Status Tanggap Darurat Gempa NTT Diperpanjang Hingga 12 September

Badan Nasional Penanggulangan Bencana (BNPB) mengumumkan bahwa Gubernur Nusa Tenggara Timur (NTT) Emmanuel Melkiades Laka Lena memperpanjang status tanggap darurat penanganan gempa bumi selama 14 hari, hingga 12 September 2026. Perpanjangan ini merupakan yang pertama kalinya setelah gempa bumi magnitudo 7,7 yang terjadi pada 15 Agustus 2026. Pelaksana Tugas Kepala Pusat Data, Informasi, dan Komunikasi Kebencanaan BNPB, Berton SP Panjaitan, menyatakan bahwa perpanjangan status ini penting untuk memastikan distribusi logistik dan bantuan dapat dilakukan dengan efisien tanpa kendala administrasi.
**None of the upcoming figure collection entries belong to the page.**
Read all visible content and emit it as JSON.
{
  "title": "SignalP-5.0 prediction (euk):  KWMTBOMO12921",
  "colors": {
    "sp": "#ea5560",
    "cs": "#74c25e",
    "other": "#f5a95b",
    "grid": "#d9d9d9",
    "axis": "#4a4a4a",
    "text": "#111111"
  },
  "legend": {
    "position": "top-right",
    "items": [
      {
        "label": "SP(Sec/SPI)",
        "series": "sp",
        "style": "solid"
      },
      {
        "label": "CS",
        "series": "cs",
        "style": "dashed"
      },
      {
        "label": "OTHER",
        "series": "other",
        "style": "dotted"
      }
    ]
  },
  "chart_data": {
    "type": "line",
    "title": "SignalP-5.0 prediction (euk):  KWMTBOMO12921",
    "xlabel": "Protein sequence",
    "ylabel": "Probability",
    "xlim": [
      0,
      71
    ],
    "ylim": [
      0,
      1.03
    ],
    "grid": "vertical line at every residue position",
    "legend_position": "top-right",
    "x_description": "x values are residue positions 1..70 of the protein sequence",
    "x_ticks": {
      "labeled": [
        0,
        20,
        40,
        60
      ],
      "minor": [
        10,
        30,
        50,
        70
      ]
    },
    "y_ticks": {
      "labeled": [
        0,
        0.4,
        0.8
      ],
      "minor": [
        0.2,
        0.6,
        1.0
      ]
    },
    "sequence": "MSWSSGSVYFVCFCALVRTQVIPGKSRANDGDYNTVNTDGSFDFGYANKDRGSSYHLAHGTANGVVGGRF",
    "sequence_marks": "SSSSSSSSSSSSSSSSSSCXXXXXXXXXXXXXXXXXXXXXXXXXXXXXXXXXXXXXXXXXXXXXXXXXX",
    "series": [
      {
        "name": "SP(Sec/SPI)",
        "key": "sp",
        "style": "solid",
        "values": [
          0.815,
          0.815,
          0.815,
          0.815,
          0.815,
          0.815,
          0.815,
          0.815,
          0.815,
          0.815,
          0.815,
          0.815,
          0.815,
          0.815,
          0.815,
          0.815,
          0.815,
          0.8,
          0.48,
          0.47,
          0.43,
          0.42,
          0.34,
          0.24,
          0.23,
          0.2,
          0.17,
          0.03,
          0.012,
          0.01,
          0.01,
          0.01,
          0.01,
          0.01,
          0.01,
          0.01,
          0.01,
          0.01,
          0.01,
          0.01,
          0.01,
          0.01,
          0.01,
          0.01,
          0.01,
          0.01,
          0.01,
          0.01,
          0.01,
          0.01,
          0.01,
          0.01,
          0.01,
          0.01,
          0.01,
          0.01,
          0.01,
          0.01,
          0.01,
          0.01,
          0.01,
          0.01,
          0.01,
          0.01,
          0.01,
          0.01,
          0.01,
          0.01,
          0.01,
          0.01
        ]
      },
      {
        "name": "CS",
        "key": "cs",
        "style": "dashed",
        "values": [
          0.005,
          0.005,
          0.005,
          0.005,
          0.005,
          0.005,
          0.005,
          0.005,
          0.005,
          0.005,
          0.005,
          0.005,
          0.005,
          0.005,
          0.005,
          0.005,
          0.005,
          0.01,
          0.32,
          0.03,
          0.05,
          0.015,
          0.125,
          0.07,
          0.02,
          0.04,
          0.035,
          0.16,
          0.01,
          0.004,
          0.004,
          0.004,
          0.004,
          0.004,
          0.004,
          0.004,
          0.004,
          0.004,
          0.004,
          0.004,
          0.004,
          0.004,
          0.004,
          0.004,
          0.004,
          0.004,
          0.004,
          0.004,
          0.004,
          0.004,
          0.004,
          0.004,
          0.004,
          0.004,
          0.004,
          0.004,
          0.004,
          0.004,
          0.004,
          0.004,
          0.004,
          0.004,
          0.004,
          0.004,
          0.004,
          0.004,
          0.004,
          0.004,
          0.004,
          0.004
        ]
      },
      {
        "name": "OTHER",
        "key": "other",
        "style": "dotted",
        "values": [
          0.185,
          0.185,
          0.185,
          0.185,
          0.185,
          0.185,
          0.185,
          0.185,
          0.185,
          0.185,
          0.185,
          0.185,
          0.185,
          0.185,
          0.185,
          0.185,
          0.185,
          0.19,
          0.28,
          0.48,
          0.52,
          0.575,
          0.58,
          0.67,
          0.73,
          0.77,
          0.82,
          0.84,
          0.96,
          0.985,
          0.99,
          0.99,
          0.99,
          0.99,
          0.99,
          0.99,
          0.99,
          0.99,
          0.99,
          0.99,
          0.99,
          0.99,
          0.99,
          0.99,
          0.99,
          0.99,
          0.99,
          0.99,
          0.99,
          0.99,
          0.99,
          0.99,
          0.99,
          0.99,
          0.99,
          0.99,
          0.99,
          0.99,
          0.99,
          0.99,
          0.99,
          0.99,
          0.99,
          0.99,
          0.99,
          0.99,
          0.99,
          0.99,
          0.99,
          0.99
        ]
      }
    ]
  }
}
Hingga Sabtu, 29 Agustus 2026, BNPB mencatat ada 111 korban meninggal akibat gempa tersebut. Sejak kejadian, tercatat 9.278 gempa susulan dengan magnitudo bervariasi, termasuk 153 yang dirasakan warga. Salah satu dampak signifikan dari gempa ini adalah peningkatan jumlah pengungsi, terutama di Kabupaten Ngada, yang sempat turun namun kemudian naik drastis dari 3.259 menjadi 21.552 orang setelah validasi data yang lebih akurat dilakukan.

BNPB juga melaporkan bahwa hingga 29 Agustus 2026, total logistik yang telah dikirim mencapai 1.916 ton dalam periode 15 hingga 29 Agustus. Distribusi bantuan tersebut mencakup 1.200 ton ke Labuan Bajo, 598 ton ke Maumere, dan sisanya tersebar ke berbagai kabupaten seperti Manggarai, Ngada, Nagekeo, Ende, dan Sikka. Pada hari yang sama, BNPB menerima tambahan bantuan seberat 5 ton, sementara bantuan yang sudah terkirim sebelumnya mencapai 22 ton.